Everything pales in comparison to Art and Jess, who "manage" their three (3) boys, two (2) professional careers and approximately one hundred kick ass neighbors in their kick ass suburban neighborhood of, wait for it, Niskayuna*-- and all before 9:30pm, which is the time every night that they have dessert by themselves, because their school-agers have turned their lights off and their baby sleeps 11 to 12 hours a night. It was humbling, though completely lovely, to bask in their glow and enjoy a mildly rainy New York autumn-ber while Penn lost his mind over his cousin's Lego collection.
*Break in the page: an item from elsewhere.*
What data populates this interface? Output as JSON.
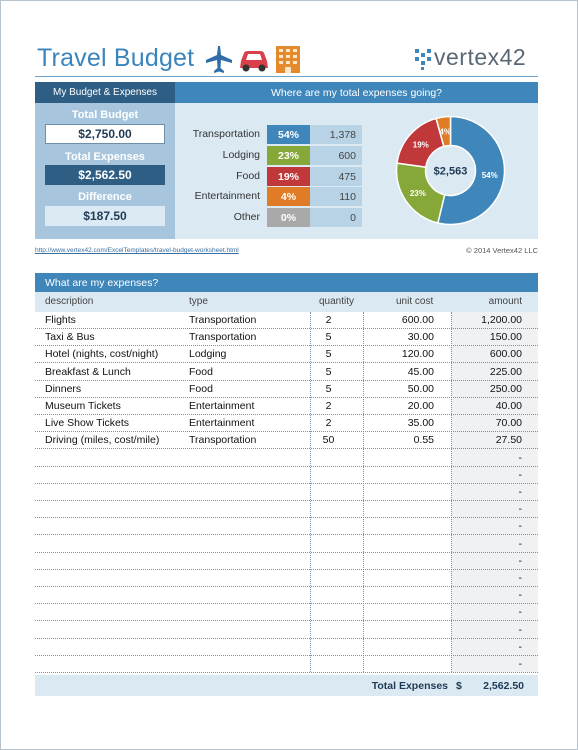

I do have a tendency to expect too much of myself. ("Ya think?" Amy would say.) While I didn't make it to Dunkin Donuts for a seasonally-appropriate donut and a bag of my co-blogger's beloved coffee beans, I did check out a Thursday morning farmer's market in downtown Schenectady, and an independent bookstore that charmed Penn with its childrens' nook and tiny chairs. ("Forklifts, Mommy!"). We got to talk to a city worker down a man-hole, and marveled at the hundreds of backhoes and asphalt spreaders scattered around the Stockade. Schenectady is one of those perfectly broody, Nor'eastern American cities that sparkle when you visit them in the fall. Blue-collared and cool, with rain-bright foliage and sunsets that leave the city on fire.
*As if Schenectady weren't hard enough on the tongue.